While France and Italy argue about high-profile cases of dramatic sea rescues in the central Mediterranean, other EU capitals are more concerned about land routes through the Balkans. Almost 130,000 undocumented migrants are estimated to have come to the bloc since the start of the year, an increase of 160 percent, according to the EU border force Frontex.
 
Your guesses, on speed, time of departure, are pure guesses and are coloured by your desire to place the boat in French waters.
I'll wait for the result of the investigations.

Yes, crossing the channel in an overloaded DIY dinghy is not wise, nor safe, nor legal. But the policy of the UK leaves no alternative for asylum seekers trying to claim asylum in UK.
My only guess was the cause of the vessel failure.

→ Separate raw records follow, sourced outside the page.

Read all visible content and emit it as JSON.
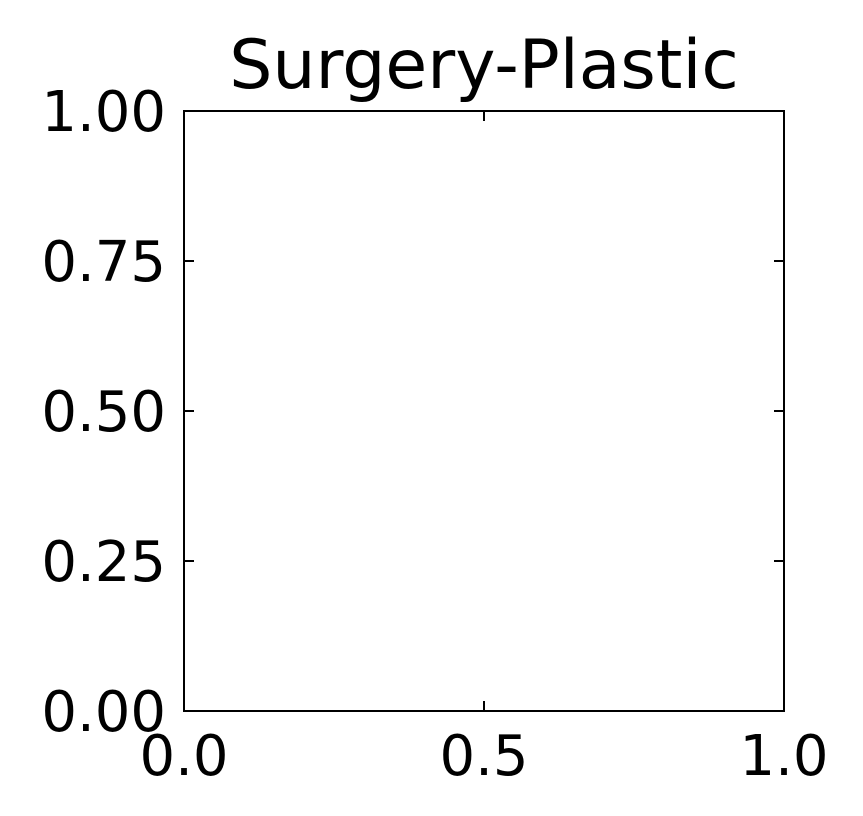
{
  "chart_data": {
    "type": "scatter",
    "title": "Surgery-Plastic",
    "xlabel": "",
    "ylabel": "",
    "xlim": [
      0,
      1
    ],
    "ylim": [
      0,
      1
    ],
    "x_ticks": [
      0,
      0.5,
      1
    ],
    "x_tick_labels": [
      "0.0",
      "0.5",
      "1.0"
    ],
    "y_ticks": [
      0,
      0.25,
      0.5,
      0.75,
      1
    ],
    "y_tick_labels": [
      "0.00",
      "0.25",
      "0.50",
      "0.75",
      "1.00"
    ],
    "tick_direction": "in",
    "grid": false,
    "series": []
  },
  "colors": {
    "background": "#ffffff",
    "axis": "#000000",
    "text": "#000000"
  }
}
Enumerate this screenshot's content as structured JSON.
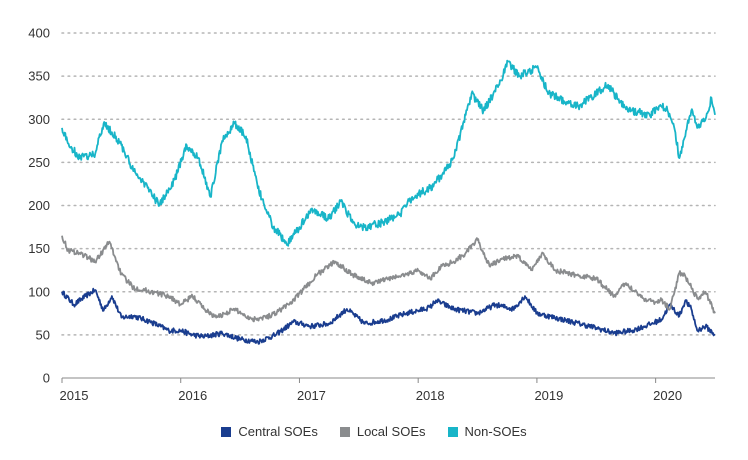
{
  "chart_data": {
    "type": "line",
    "title": "",
    "xlabel": "",
    "ylabel": "",
    "ylim": [
      0,
      400
    ],
    "yticks": [
      0,
      50,
      100,
      150,
      200,
      250,
      300,
      350,
      400
    ],
    "xticks": [
      "2015",
      "2016",
      "2017",
      "2018",
      "2019",
      "2020"
    ],
    "xlim": [
      2015.0,
      2020.5
    ],
    "grid": "horizontal dotted",
    "legend_position": "bottom",
    "series": [
      {
        "name": "Central SOEs",
        "color": "#1a3d8f",
        "x": [
          2015.0,
          2015.1,
          2015.2,
          2015.28,
          2015.35,
          2015.42,
          2015.5,
          2015.6,
          2015.75,
          2015.9,
          2016.0,
          2016.1,
          2016.2,
          2016.35,
          2016.5,
          2016.65,
          2016.8,
          2016.95,
          2017.1,
          2017.25,
          2017.4,
          2017.55,
          2017.75,
          2017.9,
          2018.0,
          2018.1,
          2018.15,
          2018.3,
          2018.5,
          2018.65,
          2018.8,
          2018.9,
          2019.0,
          2019.15,
          2019.3,
          2019.5,
          2019.65,
          2019.8,
          2019.95,
          2020.05,
          2020.12,
          2020.2,
          2020.25,
          2020.3,
          2020.35,
          2020.42,
          2020.5
        ],
        "y": [
          100,
          85,
          95,
          102,
          78,
          95,
          70,
          72,
          65,
          55,
          55,
          50,
          48,
          52,
          45,
          42,
          50,
          65,
          60,
          63,
          80,
          63,
          68,
          75,
          78,
          82,
          90,
          80,
          75,
          85,
          80,
          95,
          75,
          70,
          65,
          58,
          52,
          55,
          62,
          68,
          85,
          72,
          90,
          80,
          55,
          60,
          50
        ]
      },
      {
        "name": "Local SOEs",
        "color": "#8a8c8e",
        "x": [
          2015.0,
          2015.05,
          2015.15,
          2015.28,
          2015.4,
          2015.5,
          2015.6,
          2015.75,
          2015.9,
          2016.0,
          2016.1,
          2016.2,
          2016.3,
          2016.45,
          2016.6,
          2016.75,
          2016.85,
          2016.95,
          2017.05,
          2017.15,
          2017.3,
          2017.45,
          2017.6,
          2017.75,
          2017.9,
          2018.0,
          2018.1,
          2018.2,
          2018.3,
          2018.4,
          2018.5,
          2018.6,
          2018.75,
          2018.85,
          2018.95,
          2019.05,
          2019.15,
          2019.3,
          2019.5,
          2019.65,
          2019.75,
          2019.9,
          2020.0,
          2020.05,
          2020.12,
          2020.2,
          2020.25,
          2020.35,
          2020.42,
          2020.5
        ],
        "y": [
          165,
          148,
          145,
          135,
          158,
          120,
          105,
          100,
          95,
          85,
          95,
          80,
          70,
          80,
          68,
          72,
          80,
          90,
          105,
          120,
          135,
          120,
          110,
          115,
          120,
          125,
          115,
          130,
          135,
          145,
          160,
          130,
          140,
          140,
          125,
          145,
          125,
          120,
          115,
          95,
          110,
          92,
          88,
          90,
          80,
          122,
          118,
          92,
          100,
          75
        ]
      },
      {
        "name": "Non-SOEs",
        "color": "#18b5c8",
        "x": [
          2015.0,
          2015.05,
          2015.15,
          2015.28,
          2015.35,
          2015.42,
          2015.5,
          2015.6,
          2015.7,
          2015.82,
          2015.95,
          2016.05,
          2016.15,
          2016.25,
          2016.35,
          2016.45,
          2016.55,
          2016.65,
          2016.72,
          2016.78,
          2016.9,
          2017.0,
          2017.1,
          2017.25,
          2017.35,
          2017.45,
          2017.55,
          2017.7,
          2017.85,
          2017.95,
          2018.1,
          2018.2,
          2018.3,
          2018.4,
          2018.45,
          2018.55,
          2018.7,
          2018.75,
          2018.85,
          2019.0,
          2019.1,
          2019.25,
          2019.35,
          2019.5,
          2019.6,
          2019.7,
          2019.8,
          2019.95,
          2020.05,
          2020.1,
          2020.15,
          2020.2,
          2020.3,
          2020.35,
          2020.42,
          2020.47,
          2020.5
        ],
        "y": [
          290,
          272,
          255,
          260,
          295,
          285,
          270,
          240,
          225,
          200,
          230,
          270,
          255,
          210,
          275,
          295,
          280,
          220,
          195,
          175,
          155,
          175,
          195,
          185,
          205,
          180,
          175,
          180,
          190,
          210,
          220,
          235,
          255,
          305,
          330,
          310,
          345,
          368,
          350,
          360,
          330,
          320,
          315,
          330,
          340,
          320,
          310,
          305,
          315,
          310,
          295,
          255,
          310,
          290,
          300,
          325,
          305
        ]
      }
    ]
  }
}
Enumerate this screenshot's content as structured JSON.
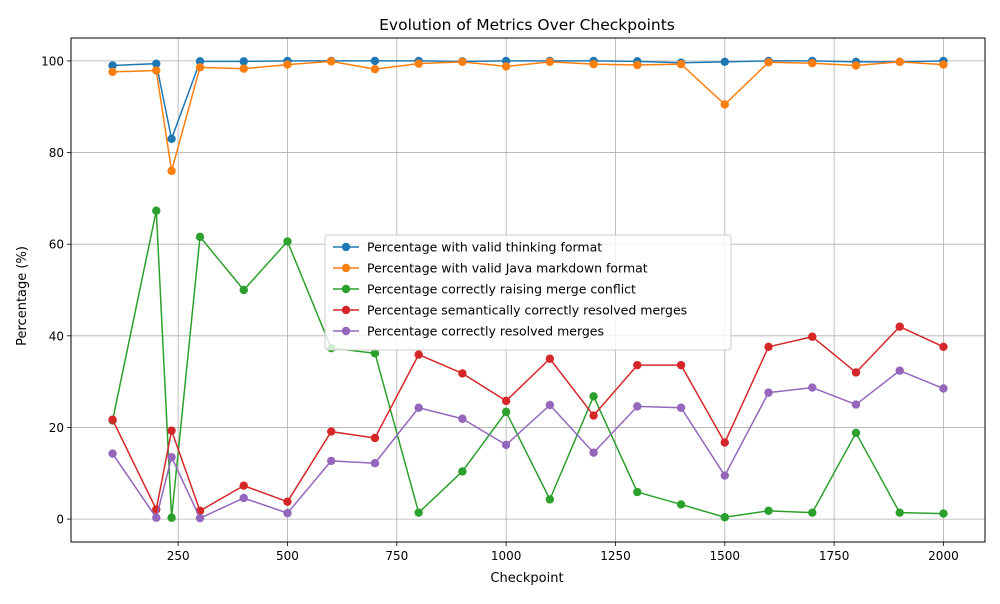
{
  "chart_data": {
    "type": "line",
    "title": "Evolution of Metrics Over Checkpoints",
    "xlabel": "Checkpoint",
    "ylabel": "Percentage (%)",
    "xlim": [
      5,
      2095
    ],
    "ylim": [
      -5,
      105
    ],
    "xticks": [
      250,
      500,
      750,
      1000,
      1250,
      1500,
      1750,
      2000
    ],
    "yticks": [
      0,
      20,
      40,
      60,
      80,
      100
    ],
    "grid": true,
    "legend_position": "center",
    "x": [
      100,
      200,
      235,
      300,
      400,
      500,
      600,
      700,
      800,
      900,
      1000,
      1100,
      1200,
      1300,
      1400,
      1500,
      1600,
      1700,
      1800,
      1900,
      2000
    ],
    "series": [
      {
        "name": "Percentage with valid thinking format",
        "color": "#1f77b4",
        "values": [
          99.0,
          99.4,
          83.0,
          99.9,
          99.9,
          100.0,
          100.0,
          100.0,
          100.0,
          99.9,
          100.0,
          100.0,
          100.0,
          99.9,
          99.6,
          99.8,
          100.0,
          100.0,
          99.8,
          99.8,
          100.0
        ]
      },
      {
        "name": "Percentage with valid Java markdown format",
        "color": "#ff7f0e",
        "values": [
          97.6,
          97.9,
          76.0,
          98.6,
          98.3,
          99.2,
          99.9,
          98.2,
          99.4,
          99.8,
          98.8,
          99.8,
          99.3,
          99.1,
          99.3,
          90.5,
          99.7,
          99.5,
          99.0,
          99.8,
          99.2
        ]
      },
      {
        "name": "Percentage correctly raising merge conflict",
        "color": "#2ca02c",
        "values": [
          21.5,
          67.3,
          0.3,
          61.6,
          50.0,
          60.6,
          37.3,
          36.2,
          1.4,
          10.4,
          23.4,
          4.3,
          26.8,
          5.9,
          3.2,
          0.4,
          1.8,
          1.4,
          18.8,
          1.4,
          1.2
        ]
      },
      {
        "name": "Percentage semantically correctly resolved merges",
        "color": "#d62728",
        "values": [
          21.7,
          2.1,
          19.3,
          1.8,
          7.3,
          3.8,
          19.1,
          17.7,
          35.9,
          31.8,
          25.8,
          35.0,
          22.6,
          33.6,
          33.6,
          16.7,
          37.6,
          39.8,
          32.0,
          42.0,
          37.6
        ]
      },
      {
        "name": "Percentage correctly resolved merges",
        "color": "#9467bd",
        "values": [
          14.3,
          0.3,
          13.5,
          0.2,
          4.6,
          1.3,
          12.7,
          12.2,
          24.3,
          21.9,
          16.2,
          24.9,
          14.5,
          24.6,
          24.3,
          9.5,
          27.6,
          28.7,
          25.0,
          32.4,
          28.5
        ]
      }
    ]
  }
}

Everything else is known using historic tide data and weather. The type and typical speed of the vessel is known. The time the alarm was raised was known. The EP at the time of alarm was also reported. Maydays and mayday relays usually provide lat and long. Therefore without knowing the location of departure I can place them in French waters (which seems to be the view of MAIB).

Hence this is why they have not yet done their own investigation.

You seem to assume that because you don't know how to do it, nobody else does.
 
Indeed. In a force 5-6 occasional 7 (forecast was 4-5 occasional 6) from Port Madoc to Aberystwith, I found myself praying to my mum and atoning for my sins. And that was in a solid 27 footer.
I was once caught in a 45kt WAZ in the canaries - waves around 10m. I was not living my best life.
 
My only guess was the cause of the vessel failure.

Everything else is known using historic tide data and weather. The type and typical speed of the vessel is known. The time the alarm was raised was known. The EP at the time of alarm was also reported. Maydays and mayday relays usually provide lat and long. Therefore without knowing the location of departure I can place them in French waters (which seems to be the view of MAIB).

Hence this is why they have not yet done their own investigation.

You seem to assume that because you don't know how to do it, nobody else does.
You can't know their time of departure, their speed is a pure guess, and your guesses tend to be coloured by your desirable outcome.

And the way to stop incidents like this is to provide safe and legal routes, but people like you refuse to even consider them.
 
My only guess was the cause of the vessel failure.

Everything else is known using historic tide data and weather. The type and typical speed of the vessel is known. The time the alarm was raised was known. The EP at the time of alarm was also reported. Maydays and mayday relays usually provide lat and long. Therefore without knowing the location of departure I can place them in French waters (which seems to be the view of MAIB).

Hence this is why they have not yet done their own investigation.

You seem to assume that because you don't know how to do it, nobody else does.
Good to see you have finalised your own investigation.

To save time and money please forward your results to the authorities
 
You can't know their time of departure, their speed is a pure guess, and your guesses tend to be coloured by your desirable outcome.

And the way to stop incidents like this is to provide safe and legal routes, but people like you refuse to even consider them.
You really are The Humanitarian, aren't you.
Let's seperate the legal migrants from the illegal immigrants for a moment and try to avoid conflating the two,,.
What 'safe and legal' routes do you suggest the govt. provides for illegal immigrants; other than the ones already in place for legal traffic, that is.